"Samantha looked at hooking up with random people as not a big deal, so that's what I did too." So says "Lisa" in an ABC News story today. A fan of Sex and the City, Lisa took after the hyperbolized New York City ladies when she was just an impressionable 14-year-old living on Long Island. She puffed cigarettes and swilled icky sticky Cosmopolitans (having sneaked into bars) like Carrie and she bed hopped and said things like "you have funky spunk," just like Samantha. (She did not, unfortunately, become a lawyer like Miranda; or, thankfully, become a shrill nuisance like Charlotte). "It wasn't 'Sex and the City's' fault. I love the show, but I think it made it a little easier to justify my behavior," she elaborates. Eventually, Lisa wised up and went and married a Mormon and moved to the blasted wastelands of Utah.

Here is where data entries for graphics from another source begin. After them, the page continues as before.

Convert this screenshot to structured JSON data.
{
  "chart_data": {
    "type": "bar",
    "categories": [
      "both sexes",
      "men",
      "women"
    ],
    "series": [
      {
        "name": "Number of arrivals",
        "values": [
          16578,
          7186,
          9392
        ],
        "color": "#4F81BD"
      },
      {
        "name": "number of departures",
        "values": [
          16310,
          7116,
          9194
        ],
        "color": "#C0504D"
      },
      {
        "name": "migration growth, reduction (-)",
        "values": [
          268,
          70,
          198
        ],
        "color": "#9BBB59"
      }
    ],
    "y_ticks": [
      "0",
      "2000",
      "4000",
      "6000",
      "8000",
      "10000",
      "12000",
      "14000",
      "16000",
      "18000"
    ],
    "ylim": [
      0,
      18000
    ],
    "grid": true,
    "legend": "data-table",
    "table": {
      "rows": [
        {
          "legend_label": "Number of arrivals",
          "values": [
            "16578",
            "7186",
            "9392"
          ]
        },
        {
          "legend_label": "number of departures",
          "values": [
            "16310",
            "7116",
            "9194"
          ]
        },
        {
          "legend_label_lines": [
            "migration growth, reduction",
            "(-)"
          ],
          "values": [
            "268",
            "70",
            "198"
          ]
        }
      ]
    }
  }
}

Her husband initially made her get rid of her precious DVDs, but she's slowly gained them back and watches them once in a while. And everything's OK. Phew. "Now that I'm older, looking back, I'm like, 'Oh my gosh, these women are in their 30s. What was I thinking?," she says. "I'm not sure I'd want my little sister seeing the movie — she's 14 — but I think it's a fun show for people my age now, as long as you don't take it too seriously." Exactly. Though, the show is still dangerous! According to a professor of psychiatry at UConn, anyway:
With teenagers and young adults, there's a certain degree of role modeling that goes on. There's a certain 'if it's done on the screen then it's OK, it's normal,'" he said. "You watch 'Sex and the City,' you see these women go out for dinner, come back, and wake up in satin sheets with a gorgeous guy. Who wouldn't like that? But it doesn't show what goes on under the surface in real sexual relations. Sex is an extraordinarily complex, emotional process. No one wants to talk about that. They're not going to see the reality.